Shake quoth the dove-house: 'twas no need, I trow,
To bid me trudge:
And since that time it is eleven years;
40 For then she could stand high-lone; nay, by the rood,
She could have run and waddled all about.
For even the day before, she broke her brow,
And then my husband--God be with his soul!
He was a merry man--took up the child,
45 'Yea,' quoth he, 'dost thou fall upon thy face?
Thou wilt fall backward when thou hast more wit.
Wilt thou not, Jule?' And, by my holidam,
The pretty wretch left crying and said 'Ay.'
To see, now, how a jest shall come about!
50 I warrant, an I should live a thousand years,
I never should forget it. 'Wilt thou not, Jule?' quoth he.
And, pretty fool, it stinted and said 'Ay.'
LADY CAPULET
Enough of this; I pray thee, hold thy peace.
NURSE
Yes, madam: yet I cannot choose but laugh,
55 To think it should leave crying and say 'Ay.'
And yet, I warrant, it had upon its brow
A bump as big as a young cockerel's stone.
A parlous knock, and it cried bitterly.
'Yea,' quoth my husband,'Fall'st upon thy face?
60 Thou wilt fall backward when thou comest to age.
Wilt thou not, Jule?' It stinted and said 'Ay.'
JULIET
And stint thou too, I pray thee, nurse, say I.
NURSE
Peace, I have done.
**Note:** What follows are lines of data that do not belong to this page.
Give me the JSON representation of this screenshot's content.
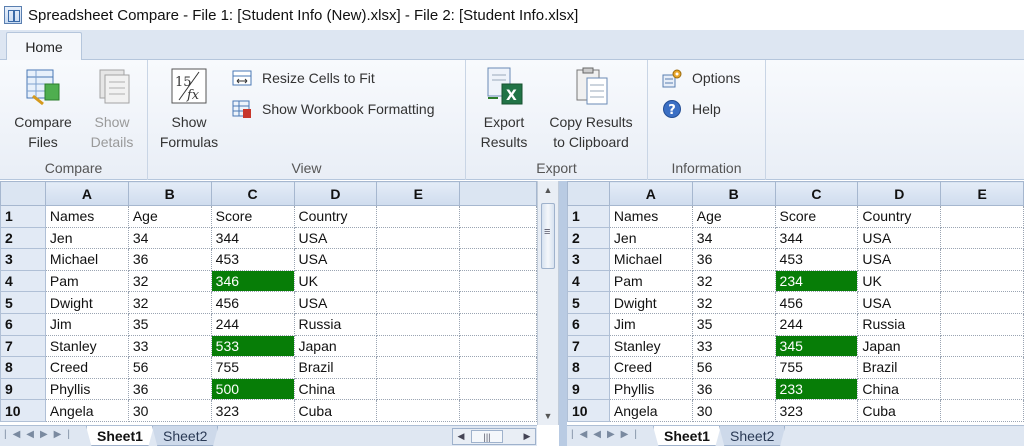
{
  "window": {
    "title": "Spreadsheet Compare - File 1: [Student Info (New).xlsx] - File 2: [Student Info.xlsx]"
  },
  "ribbon": {
    "tab_home": "Home",
    "groups": {
      "compare": {
        "label": "Compare",
        "compare_files": [
          "Compare",
          "Files"
        ],
        "show_details": [
          "Show",
          "Details"
        ]
      },
      "view": {
        "label": "View",
        "show_formulas": [
          "Show",
          "Formulas"
        ],
        "resize_cells": "Resize Cells to Fit",
        "show_workbook_formatting": "Show Workbook Formatting"
      },
      "export": {
        "label": "Export",
        "export_results": [
          "Export",
          "Results"
        ],
        "copy_results": [
          "Copy Results",
          "to Clipboard"
        ]
      },
      "information": {
        "label": "Information",
        "options": "Options",
        "help": "Help"
      }
    }
  },
  "diff_color": "#077d07",
  "columns": [
    "A",
    "B",
    "C",
    "D",
    "E"
  ],
  "left_sheet": {
    "rows": [
      [
        "Names",
        "Age",
        "Score",
        "Country",
        ""
      ],
      [
        "Jen",
        "34",
        "344",
        "USA",
        ""
      ],
      [
        "Michael",
        "36",
        "453",
        "USA",
        ""
      ],
      [
        "Pam",
        "32",
        "346",
        "UK",
        ""
      ],
      [
        "Dwight",
        "32",
        "456",
        "USA",
        ""
      ],
      [
        "Jim",
        "35",
        "244",
        "Russia",
        ""
      ],
      [
        "Stanley",
        "33",
        "533",
        "Japan",
        ""
      ],
      [
        "Creed",
        "56",
        "755",
        "Brazil",
        ""
      ],
      [
        "Phyllis",
        "36",
        "500",
        "China",
        ""
      ],
      [
        "Angela",
        "30",
        "323",
        "Cuba",
        ""
      ]
    ],
    "tabs": [
      "Sheet1",
      "Sheet2"
    ]
  },
  "right_sheet": {
    "rows": [
      [
        "Names",
        "Age",
        "Score",
        "Country",
        ""
      ],
      [
        "Jen",
        "34",
        "344",
        "USA",
        ""
      ],
      [
        "Michael",
        "36",
        "453",
        "USA",
        ""
      ],
      [
        "Pam",
        "32",
        "234",
        "UK",
        ""
      ],
      [
        "Dwight",
        "32",
        "456",
        "USA",
        ""
      ],
      [
        "Jim",
        "35",
        "244",
        "Russia",
        ""
      ],
      [
        "Stanley",
        "33",
        "345",
        "Japan",
        ""
      ],
      [
        "Creed",
        "56",
        "755",
        "Brazil",
        ""
      ],
      [
        "Phyllis",
        "36",
        "233",
        "China",
        ""
      ],
      [
        "Angela",
        "30",
        "323",
        "Cuba",
        ""
      ]
    ],
    "tabs": [
      "Sheet1",
      "Sheet2"
    ]
  },
  "highlighted_cells": [
    {
      "row": 4,
      "col": "C"
    },
    {
      "row": 7,
      "col": "C"
    },
    {
      "row": 9,
      "col": "C"
    }
  ]
}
God mark thee to his grace!
Thou wast the prettiest babe that e'er I nursed.
65 An I might live to see thee married once,
I have my wish.
I have more to say in that scene, but not much. Though I must say, after the beast that was the line load for Collected Stories, which was essentially two women talking for two hours and ten minutes, this seems teeny by comparison. Still, I've got to get it into my head by Sunday, and it's the worst kind of thing to memorize, the same stuff said several times in slightly different ways. It's so easy to talk yourself in circles with a speech like this one.
And because of the language, I can't just rattle it off, I also have to know exactly what it means so I can impart that meaning to the audience. And it's not all entirely clear to me yet.
BUT. It's a role I'm enjoying playing, and our Romeo and Juliet are both really solid, along with being absolutely lovely human beings. Anyway, I'm going to work on these lines a bit and then maybe do some art before I go to bed. Though now that I see the time, I may just go to bed and work my lines there.
Now, aren't you glad you chose to not read this entry but instead went off and lived your life? I warned you it was uninteresting.
Posted by sally at June 23, 2009 10:24 PM
Comments
Oy! I hate learning monster chunks of lines, particularly when they are of the more complicated than stuff I can easily mangle and still make sense out of variety (the Ville has spoiled me).
Posted by: Heather K at June 24, 2009 03:24 PM
Wow---that's a lot of walking. I'm really impressed. That's a practical way to work in errands and exercise. Unfortunately, I'd have to walk thirty freaking miles to buy some fruit.
Spiders suck. We have brown recluses and black widows. Everywhere.
Your lines suck, too.
I sound, like, so sophisticated and MATURE.